Brutalists
Brutalists | 粗獷者
curated by William Lim
Architecture is Art - 建築本是藝術
Architecture is fundamentally an art. It is a profound game of composition and the material articulation of the mind. Trained to see and think differently, architects move through the world with heightened sensitivity, observing the intricate details of everyday life with care and precision. Through their thoughtful use of materials, they compose love letters to the contemporary landscape.
In this exhibition, curator William Lim walk alongside three fellow architects, Frank Leung, Norman Ung, and Alonso Odria to present their artistic practices under the exhibition title The Brutalists. Far from a stylistic reference to mid-century concrete monuments, The Brutalists here represents an uncompromising attitude: the courage to strip away the unnecessary and the superfluous, allowing raw structure, material honesty, and the artists’ thought to flow through the space.
Frank Leung begins with real scenes of nature and architecture, translating them into pencil sketches that explore composition and colour. Once paint meets canvas, an honest dialogue unfolds; the brushstrokes take on a life of their own. His paintings are not depictions of reality but vessels for character, sentiment, and nostalgia — an attempt to connect with the world through transience.
Norman Ung understands space through drawing. His process starts with spontaneous on-site sketches that capture proportion and atmosphere, and distilled into oil paintings. These are not reproductions but essences — auras of warmth, humidity, and pressure. With layers of paint that echo the weight of concrete, he reduces forms to essential rhythms, like Chinese characters written across the urban landscape, sharing not just the image of Hong Kong but rendering the city as a living, breathing biome.

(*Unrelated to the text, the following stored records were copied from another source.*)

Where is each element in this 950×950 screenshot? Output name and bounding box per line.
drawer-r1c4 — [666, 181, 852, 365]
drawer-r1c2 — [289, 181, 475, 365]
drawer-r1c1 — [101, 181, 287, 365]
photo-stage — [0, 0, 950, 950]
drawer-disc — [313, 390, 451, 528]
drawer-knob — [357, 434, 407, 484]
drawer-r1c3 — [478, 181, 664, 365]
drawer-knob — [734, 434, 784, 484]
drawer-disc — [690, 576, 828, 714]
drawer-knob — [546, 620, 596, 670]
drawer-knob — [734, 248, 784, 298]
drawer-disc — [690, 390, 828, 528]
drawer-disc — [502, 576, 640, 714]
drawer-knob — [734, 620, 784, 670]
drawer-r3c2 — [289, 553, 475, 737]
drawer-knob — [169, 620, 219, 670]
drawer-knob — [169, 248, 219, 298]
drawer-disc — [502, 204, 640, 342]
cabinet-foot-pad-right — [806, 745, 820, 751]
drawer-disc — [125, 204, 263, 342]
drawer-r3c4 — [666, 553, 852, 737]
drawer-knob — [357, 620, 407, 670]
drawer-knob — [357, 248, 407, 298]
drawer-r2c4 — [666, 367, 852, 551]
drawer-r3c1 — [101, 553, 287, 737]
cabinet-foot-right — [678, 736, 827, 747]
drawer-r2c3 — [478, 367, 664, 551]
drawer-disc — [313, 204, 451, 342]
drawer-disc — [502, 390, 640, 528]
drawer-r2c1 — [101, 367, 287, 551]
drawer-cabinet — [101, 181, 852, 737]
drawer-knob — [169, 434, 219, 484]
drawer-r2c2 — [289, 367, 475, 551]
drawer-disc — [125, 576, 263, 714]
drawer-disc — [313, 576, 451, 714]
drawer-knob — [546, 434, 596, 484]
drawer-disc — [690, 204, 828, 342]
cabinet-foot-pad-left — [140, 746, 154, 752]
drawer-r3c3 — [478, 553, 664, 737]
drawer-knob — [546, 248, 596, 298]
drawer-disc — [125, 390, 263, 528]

Alonso Odria explores the abstraction of the natural world through fragmented forms and structures, inspired by geological processes and organic growth. Across sculpture and high-relief paintings, these fragments are layered and reassembled to mirror nature’s transformation process. Driven by the intersection of cultural heritage and the forces that govern nature, his work highlights quiet transformations of landscape, where subtle shifts allow material and thought to merge in harmonious resonance.
As architects, Frank, Norman, and Alonso navigate the streets and alleys, moving between nature and city. In this exhibition, they present their works as a narrative that reveals how space, observation, and materiality shape their inner worlds. Thoughts sprout like tender life emerging from concrete and moss after rain evaporates, moisture seeping into the very essence of their art. Through these works, the three architects reveal the work's compositions as deeply personal and romantic acts. It is a brutal honesty that invites us to view our landscape anew. In this exhibition, we invite viewers to experience the tranquility of deep observation through their eyes and craft.